His reason? Republicans favor smaller government and decentralized control, and allowing cities to raise their own sales taxes via the ballot checks those boxes.
Doing so would require a constitutional amendment to allow voters in cities to raise sales taxes by up to 1 percent via local referenda to support specific projects. The state House approved such a bill under Democratic control earlier this year, but the Senate declined to give it a vote.
Senate President Robert Stivers said at the time that he would vote for local option were it to come to the floor, but he wouldn't be its champion. The bill never found a Republican to fill that role.
This time around, Fischer, who has lobbied lawmakers in Frankfort for a local option sales tax bill, is bullish on its chances. So is Greater Louisville Inc., the city's chamber of commerce.
"As we work on comprehensive tax reform, we're going to seek to emphasize local control in that effort, which will give us what we need, the independence that we need, so that Louisville can decide its future as opposed to Frankfort handing down the taxes," said Sarah Davasher-Wisdom, GLI's chief operating officer.
The GOP majority in Frankfort isn’t offering much detail on its legislative agenda yet. Gov. Matt Bevin has said comprehensive tax reform is high on his agenda, although it's not likely that would happen in the opening 30-day session in January.

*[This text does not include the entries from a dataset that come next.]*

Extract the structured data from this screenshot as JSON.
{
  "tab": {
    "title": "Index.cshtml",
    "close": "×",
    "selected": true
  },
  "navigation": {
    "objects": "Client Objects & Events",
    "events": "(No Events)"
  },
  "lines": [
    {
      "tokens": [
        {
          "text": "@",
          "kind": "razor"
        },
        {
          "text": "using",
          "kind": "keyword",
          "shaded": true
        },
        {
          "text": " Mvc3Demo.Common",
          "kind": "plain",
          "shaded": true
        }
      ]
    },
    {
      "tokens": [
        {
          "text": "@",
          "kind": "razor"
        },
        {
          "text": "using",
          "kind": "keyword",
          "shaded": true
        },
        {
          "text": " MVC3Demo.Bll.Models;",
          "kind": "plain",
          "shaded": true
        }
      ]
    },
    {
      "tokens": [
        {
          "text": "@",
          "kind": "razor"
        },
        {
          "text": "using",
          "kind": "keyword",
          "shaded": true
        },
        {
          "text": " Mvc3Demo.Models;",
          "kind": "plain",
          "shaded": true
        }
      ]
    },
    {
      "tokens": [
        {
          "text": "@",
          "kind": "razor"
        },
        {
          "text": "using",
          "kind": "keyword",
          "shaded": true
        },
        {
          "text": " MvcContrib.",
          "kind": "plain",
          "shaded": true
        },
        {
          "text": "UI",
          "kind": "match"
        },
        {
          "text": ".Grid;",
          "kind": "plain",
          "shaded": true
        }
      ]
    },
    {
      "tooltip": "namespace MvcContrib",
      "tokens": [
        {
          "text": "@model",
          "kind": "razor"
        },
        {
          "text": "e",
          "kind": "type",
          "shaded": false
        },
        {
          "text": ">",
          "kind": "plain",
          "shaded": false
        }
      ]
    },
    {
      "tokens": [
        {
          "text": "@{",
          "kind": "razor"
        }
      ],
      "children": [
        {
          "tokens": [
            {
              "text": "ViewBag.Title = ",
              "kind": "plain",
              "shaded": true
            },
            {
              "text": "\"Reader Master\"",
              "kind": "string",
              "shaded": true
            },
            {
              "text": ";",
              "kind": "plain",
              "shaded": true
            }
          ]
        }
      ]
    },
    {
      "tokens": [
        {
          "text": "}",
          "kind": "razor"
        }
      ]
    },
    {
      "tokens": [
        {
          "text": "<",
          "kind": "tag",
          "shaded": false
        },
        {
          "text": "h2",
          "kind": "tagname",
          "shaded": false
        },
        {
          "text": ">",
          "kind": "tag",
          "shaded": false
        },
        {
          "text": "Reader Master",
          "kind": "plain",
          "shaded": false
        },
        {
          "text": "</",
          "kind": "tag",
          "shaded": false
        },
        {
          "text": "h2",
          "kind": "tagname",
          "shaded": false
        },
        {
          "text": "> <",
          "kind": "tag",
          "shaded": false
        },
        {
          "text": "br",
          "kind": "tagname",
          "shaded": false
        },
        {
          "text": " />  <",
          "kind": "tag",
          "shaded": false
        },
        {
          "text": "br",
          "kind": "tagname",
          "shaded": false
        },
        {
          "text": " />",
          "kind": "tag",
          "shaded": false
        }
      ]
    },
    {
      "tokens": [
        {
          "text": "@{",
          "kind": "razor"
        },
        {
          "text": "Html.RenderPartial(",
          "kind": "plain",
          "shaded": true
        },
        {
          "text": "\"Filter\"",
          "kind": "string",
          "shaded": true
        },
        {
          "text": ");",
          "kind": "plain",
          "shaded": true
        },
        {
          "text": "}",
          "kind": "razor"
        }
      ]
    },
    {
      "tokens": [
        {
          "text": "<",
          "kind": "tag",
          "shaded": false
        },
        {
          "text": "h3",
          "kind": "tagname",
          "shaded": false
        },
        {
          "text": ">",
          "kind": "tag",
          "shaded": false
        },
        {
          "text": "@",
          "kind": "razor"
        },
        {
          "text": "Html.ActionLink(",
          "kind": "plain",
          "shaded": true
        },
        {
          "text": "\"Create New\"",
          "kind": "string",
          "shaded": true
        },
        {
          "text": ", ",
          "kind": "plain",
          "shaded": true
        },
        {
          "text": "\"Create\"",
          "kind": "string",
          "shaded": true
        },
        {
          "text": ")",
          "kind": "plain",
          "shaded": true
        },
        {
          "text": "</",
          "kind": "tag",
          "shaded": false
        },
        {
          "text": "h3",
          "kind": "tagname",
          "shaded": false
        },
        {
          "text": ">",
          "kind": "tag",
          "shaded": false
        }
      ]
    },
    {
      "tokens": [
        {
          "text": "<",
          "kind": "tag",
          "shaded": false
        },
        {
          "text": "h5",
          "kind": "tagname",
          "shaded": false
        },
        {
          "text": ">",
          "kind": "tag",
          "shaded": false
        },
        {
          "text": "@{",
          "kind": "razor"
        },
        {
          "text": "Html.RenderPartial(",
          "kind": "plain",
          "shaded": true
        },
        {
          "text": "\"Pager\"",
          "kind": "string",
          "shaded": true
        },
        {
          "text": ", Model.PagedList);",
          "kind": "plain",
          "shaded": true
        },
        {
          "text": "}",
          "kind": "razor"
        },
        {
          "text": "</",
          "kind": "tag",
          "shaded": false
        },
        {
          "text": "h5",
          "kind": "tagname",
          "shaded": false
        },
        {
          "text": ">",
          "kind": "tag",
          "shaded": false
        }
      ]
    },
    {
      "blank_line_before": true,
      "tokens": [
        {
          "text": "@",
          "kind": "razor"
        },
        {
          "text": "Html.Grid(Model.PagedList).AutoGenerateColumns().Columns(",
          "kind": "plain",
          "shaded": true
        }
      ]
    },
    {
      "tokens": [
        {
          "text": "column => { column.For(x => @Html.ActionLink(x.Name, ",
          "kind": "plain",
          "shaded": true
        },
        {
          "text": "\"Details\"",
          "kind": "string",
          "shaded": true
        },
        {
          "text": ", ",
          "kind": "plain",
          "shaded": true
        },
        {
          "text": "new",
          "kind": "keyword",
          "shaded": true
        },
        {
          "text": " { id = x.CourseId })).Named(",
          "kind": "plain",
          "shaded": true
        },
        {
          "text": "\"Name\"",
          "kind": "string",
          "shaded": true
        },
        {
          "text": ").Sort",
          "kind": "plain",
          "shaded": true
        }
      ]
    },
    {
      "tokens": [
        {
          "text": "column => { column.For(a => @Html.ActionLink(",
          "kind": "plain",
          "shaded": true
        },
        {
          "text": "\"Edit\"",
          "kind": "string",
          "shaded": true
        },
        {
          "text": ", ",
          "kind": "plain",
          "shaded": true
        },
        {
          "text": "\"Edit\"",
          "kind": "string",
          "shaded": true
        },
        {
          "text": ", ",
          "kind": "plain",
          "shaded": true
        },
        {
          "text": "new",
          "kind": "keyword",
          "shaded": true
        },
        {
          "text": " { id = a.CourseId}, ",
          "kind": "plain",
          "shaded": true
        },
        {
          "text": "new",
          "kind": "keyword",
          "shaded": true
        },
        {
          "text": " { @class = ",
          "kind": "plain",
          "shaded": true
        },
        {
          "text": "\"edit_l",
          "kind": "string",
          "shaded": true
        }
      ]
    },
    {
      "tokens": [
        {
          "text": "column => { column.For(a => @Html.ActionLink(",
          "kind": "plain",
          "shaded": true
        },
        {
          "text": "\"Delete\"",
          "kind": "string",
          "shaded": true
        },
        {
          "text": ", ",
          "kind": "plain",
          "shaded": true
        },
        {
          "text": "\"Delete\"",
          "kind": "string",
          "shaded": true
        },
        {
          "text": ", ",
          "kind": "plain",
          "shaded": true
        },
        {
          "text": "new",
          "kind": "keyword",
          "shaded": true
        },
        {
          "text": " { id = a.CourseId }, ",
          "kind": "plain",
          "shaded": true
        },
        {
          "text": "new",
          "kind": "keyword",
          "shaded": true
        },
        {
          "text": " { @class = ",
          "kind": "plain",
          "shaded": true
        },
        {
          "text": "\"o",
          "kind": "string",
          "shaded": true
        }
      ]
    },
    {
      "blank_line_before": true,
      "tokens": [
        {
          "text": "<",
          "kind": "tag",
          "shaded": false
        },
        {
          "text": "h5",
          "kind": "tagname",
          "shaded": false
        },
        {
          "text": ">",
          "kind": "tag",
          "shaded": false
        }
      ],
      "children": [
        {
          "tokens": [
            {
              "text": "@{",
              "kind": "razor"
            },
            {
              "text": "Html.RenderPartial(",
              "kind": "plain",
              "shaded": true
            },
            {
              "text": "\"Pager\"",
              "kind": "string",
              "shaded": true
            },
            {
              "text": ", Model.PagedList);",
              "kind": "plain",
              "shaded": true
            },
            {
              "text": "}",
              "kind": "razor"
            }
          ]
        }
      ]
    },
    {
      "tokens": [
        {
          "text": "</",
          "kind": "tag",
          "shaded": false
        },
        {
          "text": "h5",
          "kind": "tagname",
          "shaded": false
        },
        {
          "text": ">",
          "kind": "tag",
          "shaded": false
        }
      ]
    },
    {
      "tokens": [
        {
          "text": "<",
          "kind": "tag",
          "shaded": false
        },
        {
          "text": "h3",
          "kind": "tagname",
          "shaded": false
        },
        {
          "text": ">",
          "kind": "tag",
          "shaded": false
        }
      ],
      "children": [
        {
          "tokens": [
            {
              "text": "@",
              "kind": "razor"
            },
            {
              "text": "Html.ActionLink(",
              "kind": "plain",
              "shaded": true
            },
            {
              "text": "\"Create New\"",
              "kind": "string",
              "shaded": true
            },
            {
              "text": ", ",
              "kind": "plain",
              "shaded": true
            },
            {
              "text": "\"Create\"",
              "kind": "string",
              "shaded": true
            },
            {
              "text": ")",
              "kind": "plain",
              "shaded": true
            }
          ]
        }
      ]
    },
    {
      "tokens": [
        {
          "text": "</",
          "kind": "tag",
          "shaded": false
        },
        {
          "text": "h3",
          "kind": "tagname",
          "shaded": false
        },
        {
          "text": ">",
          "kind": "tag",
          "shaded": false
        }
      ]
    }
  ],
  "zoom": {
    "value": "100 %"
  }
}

Bevin told WDRB that "everything is on the table" when it comes to tax reform.
And while it's clear local option falls under that broad designation, it might be a tough ask of state Republicans to potentially raise taxes — even if doing so would require a win at the ballot box.
“Well, it’s going to have to be a part of comprehensive tax reform with some serious tradeoffs, or there’s going to be concerns about it," said Tom Underwood, state director for the National Federation of Independent Business.
Underwood said one potential swap would be the elimination of local occupational taxes. In Jefferson County, the occupational tax rate for workers who live in the county is 2.2 percent.
That tax has been a target of business lobbyists and politicians for years. They've argued it's onerous for businesses that operate in multiple counties, each with their own way of doing things.
Last legislative session, state Sen. Damon Thayer -- the majority's floor leader who helps decide what bills get a hearing in committee -- opposed the local option sales tax bill. He carried the banner for the GOP, saying there are better ways for local governments to find new revenue than raising taxes.
But he also indicated he could support local option in a comprehensive tax reform bill.
A spokesman for Fischer said the mayor hasn't met with GOP leadership on the issue since the election but plans to.